Most of the presented patients experienced significant improvement after applying steroid therapy. However, it must be remembered that IAD is potentially life-threatening, and early diagnosis is closely related to patient prognosis. Two cases of death in IAD patients were reported [14, 22]; in one patient the direct reason of death was sepsis [14], in the another it was cardiorespiratory collapse [22].

Having excluded other causes of an IAD, such as autoimmune conditions (including paraneoplastic syndrome), abnormal MRI findings (tumour, injury, infectious, granulomatous diseases), surgery, and/or radiation therapy, as well as treatment with medicines affecting ACTH production, we hypothesize that the reason of IAD in our patients was related to long-term alcohol abuse. Non-characteristic clinical symptoms raise the possibility that cases of IAD with such an aetiology may be overlooked, especially in patients with chronic alcoholism.
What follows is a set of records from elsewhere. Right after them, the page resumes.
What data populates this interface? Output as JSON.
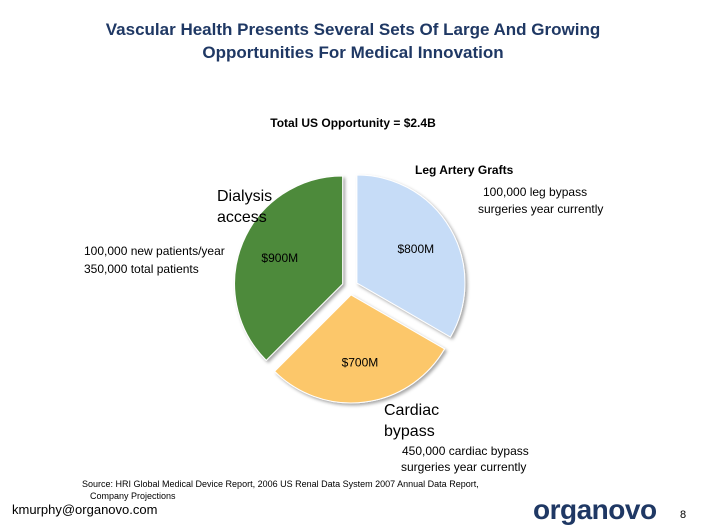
{
  "title_line1": "Vascular Health Presents Several Sets Of Large And Growing",
  "title_line2": "Opportunities For Medical Innovation",
  "total": "Total US Opportunity = $2.4B",
  "chart_data": {
    "type": "pie",
    "title": "Total US Opportunity = $2.4B",
    "unit": "$M",
    "slices": [
      {
        "name": "Leg Artery Grafts",
        "value": 800,
        "label": "$800M",
        "color": "#c6dcf7"
      },
      {
        "name": "Cardiac bypass",
        "value": 700,
        "label": "$700M",
        "color": "#fcc76a"
      },
      {
        "name": "Dialysis access",
        "value": 900,
        "label": "$900M",
        "color": "#4e8a3a"
      }
    ]
  },
  "annotations": {
    "leg_title": "Leg Artery Grafts",
    "leg_line1": "100,000 leg bypass",
    "leg_line2": "surgeries year currently",
    "dialysis_line1": "Dialysis",
    "dialysis_line2": "access",
    "dialysis_detail1": "100,000 new patients/year",
    "dialysis_detail2": "350,000 total patients",
    "cardiac_line1": "Cardiac",
    "cardiac_line2": "bypass",
    "cardiac_detail1": "450,000 cardiac bypass",
    "cardiac_detail2": "surgeries year currently"
  },
  "source_line1": "Source: HRI Global Medical Device Report, 2006 US Renal Data System 2007 Annual Data Report,",
  "source_line2": "Company Projections",
  "email": "kmurphy@organovo.com",
  "logo_text": "organovo",
  "page_number": "8"
}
The stigma of alcohol addiction causes an additional delay in establishing the proper diagnosis.

Ethics

The study was approved by the Ethics Committee of the Polish Mother’s Memorial Hospital - Research Institute (approval code no. 76/2021).

Conflict of interests

The authors declare that they have no competing interests.

Funding

The study was supported by statutory funds from the Medical University of Lodz (503/1107-03/50311-00119-00) and the Polish Mother’s Memorial Hospital Research Institute, Lodz, Poland.